Optional real LLM judges:
pip install -e .[openai]
$env:OPENAI_API_KEY="..."
python -m redteam_eval_lab.cli --judge openai
python -m redteam_eval_lab.cli --judge openai-chat
python -m redteam_eval_lab.cli --judge openai-agents
pip install -e .[anthropic]
$env:ANTHROPIC_API_KEY="..."
python -m redteam_eval_lab.cli --judge anthropic
## Start Here
If you want the CodeCrafters-style path, read the stages in order:
1. [Stage 1 - Define the eval schema](stage_descriptions/01-define-eval-schema.md)
2. [Stage 2 - Add attack transforms](stage_descriptions/02-add-attack-transforms.md)
3. [Stage 3 - Build the runner](stage_descriptions/03-build-runner.md)
4. [Stage 4 - Add deterministic judges](stage_descriptions/04-add-deterministic-judges.md)
5. [Stage 5 - Add manual eval](stage_descriptions/05-add-manual-eval.md)
6. [Stage 6 - Add LLM-as-judge](stage_descriptions/06-add-llm-judge.md)
7. [Stage 7 - Add SDK adapters](stage_descriptions/07-add-sdk-adapters.md)
8. [Stage 8 - Ship reports and remediation](stage_descriptions/08-ship-reports.md)
Use the starter kit:
- [Python starter](challenge/starter/python/redteam_lab.py)
- [Starter tests](challenge/starter/python/tests/)

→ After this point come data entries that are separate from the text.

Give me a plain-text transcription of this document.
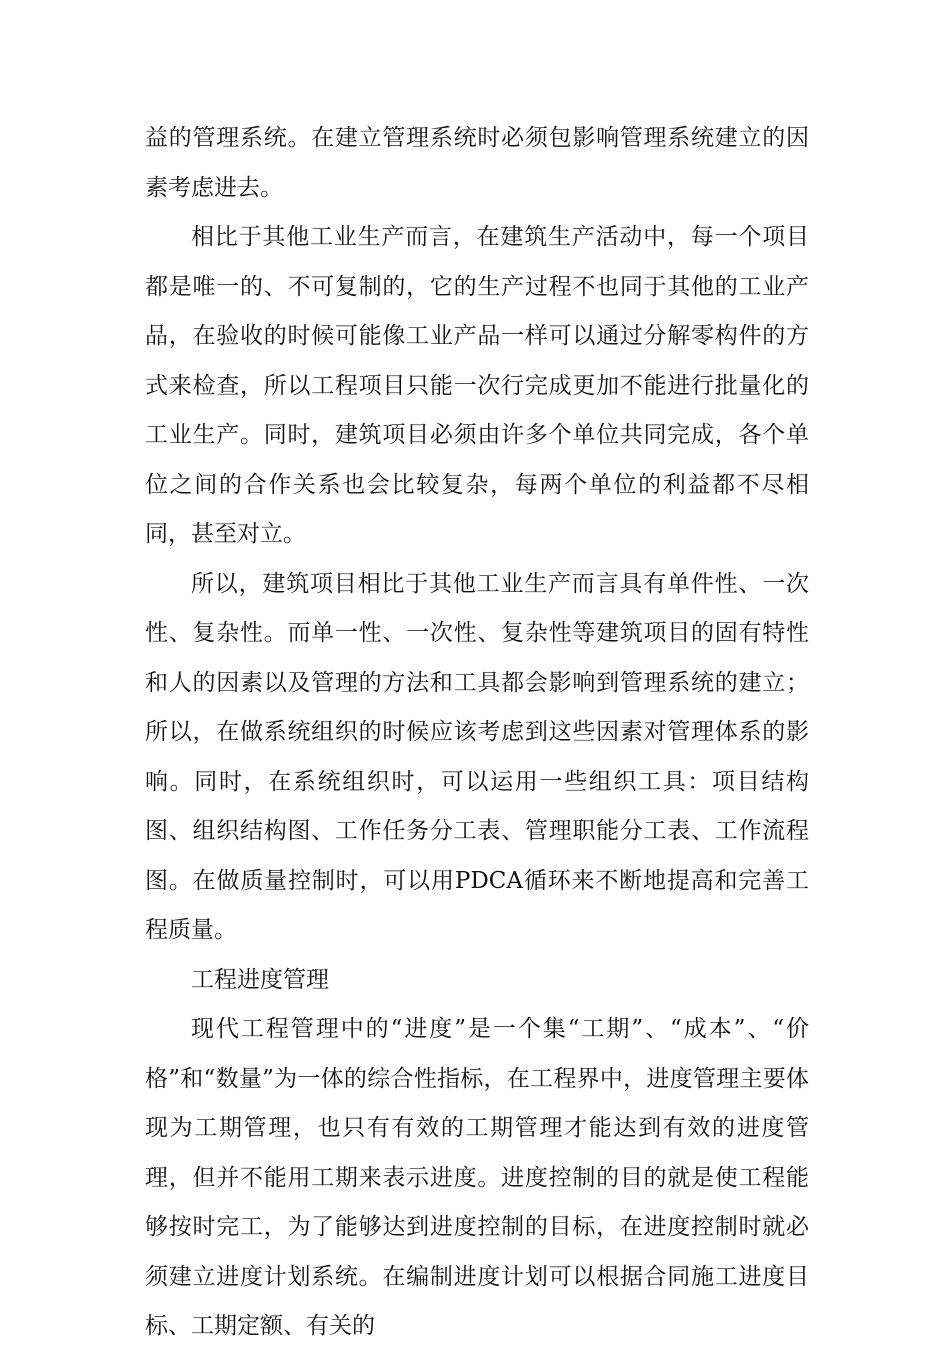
益的管理系统。在建立管理系统时必须包影响管理系统建立的因素考虑进去。

相比于其他工业生产而言，在建筑生产活动中，每一个项目都是唯一的、不可复制的，它的生产过程不也同于其他的工业产品，在验收的时候可能像工业产品一样可以通过分解零构件的方式来检查，所以工程项目只能一次行完成更加不能进行批量化的工业生产。同时，建筑项目必须由许多个单位共同完成，各个单位之间的合作关系也会比较复杂，每两个单位的利益都不尽相同，甚至对立。

所以，建筑项目相比于其他工业生产而言具有单件性、一次性、复杂性。而单一性、一次性、复杂性等建筑项目的固有特性和人的因素以及管理的方法和工具都会影响到管理系统的建立；所以，在做系统组织的时候应该考虑到这些因素对管理体系的影响。同时，在系统组织时，可以运用一些组织工具：项目结构图、组织结构图、工作任务分工表、管理职能分工表、工作流程图。在做质量控制时，可以用PDCA循环来不断地提高和完善工程质量。

工程进度管理

现代工程管理中的“进度”是一个集“工期”、“成本”、“价格”和“数量”为一体的综合性指标，在工程界中，进度管理主要体现为工期管理，也只有有效的工期管理才能达到有效的进度管理，但并不能用工期来表示进度。进度控制的目的就是使工程能够按时完工，为了能够达到进度控制的目标，在进度控制时就必须建立进度计划系统。在编制进度计划可以根据合同施工进度目标、工期定额、有关的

- [Completed solution](challenge/solutions/python/redteam_lab.py)
- [Completed code examples](docs/COMPLETED_CODE_EXAMPLES.md)
- [Grader](challenge/grader.py)
- [Reference implementation](src/redteam_eval_lab/)
Run a staged grader:
python challenge/grader.py --stage 01 --impl starter
python challenge/grader.py --stage 08 --impl solution
## Reference Implementation
The working implementation lives in [src/redteam_eval_lab](src/redteam_eval_lab).
Important files:
- [schemas.py](src/redteam_eval_lab/schemas.py) - risk, attack, testcase, finding, report
- [attacks.py](src/redteam_eval_lab/attacks.py) - prompt injection, base64, JSON injection, hidden markdown
- [agents.py](src/redteam_eval_lab/agents.py) - intentionally vulnerable toy agent
- [judges.py](src/redteam_eval_lab/judges.py) - deterministic, manual, OpenAI, Anthropic judges
- [llm_clients.py](src/redteam_eval_lab/llm_clients.py) - real OpenAI, Anthropic, and OpenAI Agents JSON clients
- [runner.py](src/redteam_eval_lab/runner.py) - orchestration loop
- [suites.py](src/redteam_eval_lab/suites.py) - sample risk/attack test cases
`AgentUnderTest` is a protocol/interface, so its `respond()` method is only a
contract. Concrete implementations include `ToyAgent` and `EchoAgent`; real
apps would provide an adapter around an SDK, local service, or deployed agent.
## Judge Design
Production systems rarely use just one judge:
Deterministic checks
-> schema validation
-> LLM judge
-> second judge for disputed cases
-> manual review
-> remediation tracking
| Judge | Use For | Strength | Weakness |
|---|---|---|---|
| Deterministic | Terms, schemas, tool-call permissions | Fast and stable | Misses nuance |
| LLM judge | Hallucination, grounding, policy adherence | Handles semantics | Costs money and can drift |
| Manual eval | Ambiguous or high-stakes findings | Best calibration source | Slow |
| Hybrid | Real production loops | Balanced | More system complexity |
## SDK Adapter Examples
The repo includes optional patterns for:
- OpenAI Agents SDK / OpenAI API
- Claude Agent SDK / Anthropic API
- pi-ai style model routing
- manual eval queues
The default test suite does not need API keys.
See:
- [Judge Design](docs/JUDGE_DESIGN.md)
- [SDK Adapters](docs/SDK_ADAPTERS.md)
- [Manual Eval Workflow](docs/MANUAL_EVAL_WORKFLOW.md)
- [Interview Prep Notes](docs/INTERVIEW_PREP.md)
## Interview Soundbite
## Public-Safety Boundary
This repo teaches the evaluation architecture without publishing private context. Keep real resumes, emails, interview prompts, meeting links, and private API keys out of the repo.